It’s called Crocodoc but it surely won’t bite

This week, the tool I discovered is called Crocodoc.

It is a web application that allows you to upload Microsoft Office documents of PDF files and modify them. In fact, the functions of this web app allow you to highlight, take notes and add comments directly on the document you have uploaded. There are some tutorials online that can help you get started with the application. It’s actually really user-friendly because you don’t need to register to have access to the documents. When you upload a document in Crocodoc, the application creates an URL link for the document and that is what you share with others.

In the classroom, I could use this website to correct my students’ papers.

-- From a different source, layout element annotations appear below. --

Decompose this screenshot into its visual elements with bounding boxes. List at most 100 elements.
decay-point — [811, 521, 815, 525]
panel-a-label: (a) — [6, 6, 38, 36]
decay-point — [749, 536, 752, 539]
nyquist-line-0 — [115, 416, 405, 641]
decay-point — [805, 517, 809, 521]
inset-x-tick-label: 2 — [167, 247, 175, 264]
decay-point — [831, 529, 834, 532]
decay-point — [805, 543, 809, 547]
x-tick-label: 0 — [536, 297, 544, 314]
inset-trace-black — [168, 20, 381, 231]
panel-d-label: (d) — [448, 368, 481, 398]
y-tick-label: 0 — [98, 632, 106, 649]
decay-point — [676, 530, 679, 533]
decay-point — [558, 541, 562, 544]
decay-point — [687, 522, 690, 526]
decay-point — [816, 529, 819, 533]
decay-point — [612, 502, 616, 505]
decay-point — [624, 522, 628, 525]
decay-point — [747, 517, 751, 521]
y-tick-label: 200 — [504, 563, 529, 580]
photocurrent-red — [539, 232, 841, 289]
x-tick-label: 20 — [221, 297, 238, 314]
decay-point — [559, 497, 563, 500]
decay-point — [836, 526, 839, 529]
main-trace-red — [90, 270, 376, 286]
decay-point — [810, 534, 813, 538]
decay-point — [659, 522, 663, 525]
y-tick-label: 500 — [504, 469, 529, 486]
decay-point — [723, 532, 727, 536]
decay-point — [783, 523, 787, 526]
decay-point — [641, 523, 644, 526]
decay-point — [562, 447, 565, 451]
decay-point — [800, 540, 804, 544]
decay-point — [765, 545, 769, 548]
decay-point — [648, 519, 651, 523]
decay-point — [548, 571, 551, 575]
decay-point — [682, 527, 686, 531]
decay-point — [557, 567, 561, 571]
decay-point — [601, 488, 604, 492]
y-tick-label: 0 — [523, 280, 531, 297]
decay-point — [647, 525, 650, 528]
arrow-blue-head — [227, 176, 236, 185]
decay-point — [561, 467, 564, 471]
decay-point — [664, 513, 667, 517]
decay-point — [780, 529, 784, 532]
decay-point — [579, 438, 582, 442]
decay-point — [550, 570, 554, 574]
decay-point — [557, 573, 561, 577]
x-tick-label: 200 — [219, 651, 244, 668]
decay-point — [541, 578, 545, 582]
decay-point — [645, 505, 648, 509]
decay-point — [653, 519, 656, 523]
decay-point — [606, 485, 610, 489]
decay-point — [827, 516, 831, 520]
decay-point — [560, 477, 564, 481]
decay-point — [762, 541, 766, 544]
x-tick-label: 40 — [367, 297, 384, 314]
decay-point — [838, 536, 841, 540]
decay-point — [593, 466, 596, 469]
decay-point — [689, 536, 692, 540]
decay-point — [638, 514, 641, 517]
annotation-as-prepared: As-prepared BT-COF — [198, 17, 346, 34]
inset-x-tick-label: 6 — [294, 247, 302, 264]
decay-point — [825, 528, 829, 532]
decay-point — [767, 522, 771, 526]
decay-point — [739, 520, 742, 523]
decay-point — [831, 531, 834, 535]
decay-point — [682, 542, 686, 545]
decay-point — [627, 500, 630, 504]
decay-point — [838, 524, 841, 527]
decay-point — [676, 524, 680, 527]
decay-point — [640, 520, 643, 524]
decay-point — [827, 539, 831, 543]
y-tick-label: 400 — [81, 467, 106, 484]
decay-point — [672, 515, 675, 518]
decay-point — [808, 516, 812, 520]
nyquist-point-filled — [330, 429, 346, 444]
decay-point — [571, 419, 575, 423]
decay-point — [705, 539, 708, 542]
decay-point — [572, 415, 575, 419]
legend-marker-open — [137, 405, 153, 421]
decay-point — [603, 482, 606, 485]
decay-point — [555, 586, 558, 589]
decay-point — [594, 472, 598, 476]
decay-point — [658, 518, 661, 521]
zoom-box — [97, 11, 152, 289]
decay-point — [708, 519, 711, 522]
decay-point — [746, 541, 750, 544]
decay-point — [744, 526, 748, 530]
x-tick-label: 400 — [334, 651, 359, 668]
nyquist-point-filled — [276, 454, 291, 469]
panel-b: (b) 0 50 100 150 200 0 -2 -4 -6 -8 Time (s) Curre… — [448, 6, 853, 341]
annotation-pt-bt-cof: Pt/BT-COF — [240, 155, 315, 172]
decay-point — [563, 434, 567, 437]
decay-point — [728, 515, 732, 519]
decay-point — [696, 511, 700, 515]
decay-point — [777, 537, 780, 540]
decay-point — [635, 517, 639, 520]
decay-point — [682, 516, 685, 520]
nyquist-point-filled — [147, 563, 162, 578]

I could use the “note” function and comment on what they are missing or what they should add. I can even directly write on their document or highlight the parts that they need to work on.

Also, as Richard Byrne mentioned, I could ask my students to use Crocodoc for peer editing. Students could leave comment on other students’ work and they could even work on a project together without constantly deleting the version of the others (as it would do with a tool like Google Docs, for example).

Also, as stated on this blog, I could use it to modify files or course notes that I would have done in the past. For example, I could add little notes on it as reminders or I could underline parts which I think I should put more emphasis on.

Finally, as I read here, Crocodoc made a major improvement from their original version. Indeed, they allowed its users to annotate websites. This is really great because I could ask my students to read information on a webpage and to give their opinion or underline the main ideas directly on the page. They could then send me the URL corresponding to their work and I could see what they did. That way, I would know if they got the information right. Of course, you can understand that the possibilities are greater if I do it that way than if I have to print all the text from the webpages and bring a copy in class for each student.

I think Crocodoc is a real time saver and I’m sure that it will become one of the most used tools for annotating documents in the future. I know I’ll start to use it right away!